EU Sponsors P2P TV with 14m Euros: NewTeeVee
The European Union has taken initial steps toward establishing a continent-wide peer-to-peer television (P2PTV) protocol for delivering rich multimedia via broadband. An exciting opportunity exists for the EU to emerge as the pioneering force for entrepreneurial activity in the P2PTV market, which offers many exciting possibilities for innovative media strategies to redefine online video. Known as P2P-Next, the project homepage makes as clear an argument as I have yet found for the importance of finding useful applications of P2P technology, rather than take the suppressive approach that many in the US and Japan have adopted.
The EU is internally divided however, with some states taking equally aggressive stances against peer-driven protocols as those assumed by their American and Japanese counterparts, who have recently considered allowing ISPs to block P2P traffic. Pressure from powerful interests, such as the music industry, have led to institutional mistrust of P2P technology generally following the well documented file-sharing networks, such as Kazaa and Morpheus, which have utilized P2P to pirate music and movies for over a decade.
(From the P2P-Next Introduction) The P2P-Next integrated project will build a next generation peer-to-peer content delivery platform, to be designed, developed and applied jointly by a consortium consisting of high profile academic and industrial players with proven track records in innovation and commercial success. The current infrastructure of the Internet is not suited to simultaneous transmission of live events to millions of people (i.e. broadcasting). The problem is that a dedicated stream of data must be sent to every single user.
With millions of potential users, the simultaneous streams of data will easily congest the Internet. For several years, we have been told that the answer to this problem is "multicasting", whereby the data stream is distributed to many local servers that subsequently "re-broadcast" the content to local users. However, most IP routers of the Internet cannot support multicasting–and there seems to be no financial incentive for the ISPs to introduce multicasting. Also, the use of Audiovisual Media is moving from a collective and passive approach to personal active behavior, at home and in mobile situations outside the home. At the same time use patterns are shifting towards non-linear usages, moving away from the classic model of linear broadcast TV. The TV set no longer has the monopoly of delivery of audiovisual content; the PC and related media centers, mobile phones, and potentially initiatives from new stakeholders are all becoming increasingly important.

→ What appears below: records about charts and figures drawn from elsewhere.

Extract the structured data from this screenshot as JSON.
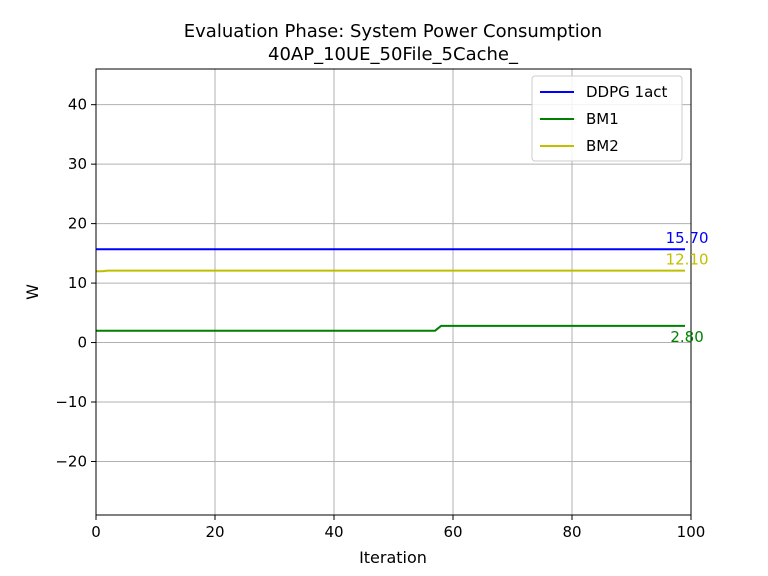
{
  "chart_data": {
    "type": "line",
    "title": "Evaluation Phase: System Power Consumption",
    "subtitle": "40AP_10UE_50File_5Cache_",
    "xlabel": "Iteration",
    "ylabel": "W",
    "xlim": [
      0,
      100
    ],
    "ylim": [
      -29,
      46
    ],
    "xticks": [
      0,
      20,
      40,
      60,
      80,
      100
    ],
    "yticks": [
      -20,
      -10,
      0,
      10,
      20,
      30,
      40
    ],
    "grid": true,
    "legend_position": "upper-right",
    "series": [
      {
        "name": "DDPG 1act",
        "color": "#0000ff",
        "x": [
          0,
          99
        ],
        "y": [
          15.7,
          15.7
        ],
        "end_label": "15.70"
      },
      {
        "name": "BM1",
        "color": "#008000",
        "x": [
          0,
          57,
          58,
          99
        ],
        "y": [
          2.0,
          2.0,
          2.8,
          2.8
        ],
        "end_label": "2.80"
      },
      {
        "name": "BM2",
        "color": "#bfbf00",
        "x": [
          0,
          1,
          2,
          99
        ],
        "y": [
          12.0,
          12.0,
          12.1,
          12.1
        ],
        "end_label": "12.10"
      }
    ]
  }
}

In such heterogeneous environments, efficient content delivery needs optimized unicast, multicast, broadcast, and also support for new mechanisms that have been made possible by the recent advances in P2P grids. This situation has important consequences for the existing business models and institutions, as well as for content production, content distribution, and end user experience on various terminals. This particular holds for stakeholders that propose services based on heterogeneous terminals and networks, together with the demand from users of transparent service continuity. This makes Peer-to-Peer -based technologies that can provide efficient and low-cost delivery of professional and user created content essential for the technologically-competitive future Europe.
In response to these challenges, the objective of P2P-Next is to move forward the technical enablers to facilitate new business scenarios for the complete value chain in the content domain from a linear unidirectional push mode to a user centric, time and place independent platform paradigm. A platform approach allows modular development and modular applications, enables knowledge sharing and facilitates technology integration, code- and skill re-use. This translates to fast development of new content delivery applications that build value for service and content providers. P2P-Next will develop a platform that takes open source development, open standards, and future proof iterative integration as key design principles.
A lofty goal for certain, but will the EU accomplish its mission if the rest of the western world is going to every extent imaginable to suppress all P2P network transmissions? There is some indication from Comcast, the primary target of P2P obstruction allegation in the US, that the company has come to see the merit in the legal application of P2P distribution on the 21st century Internet.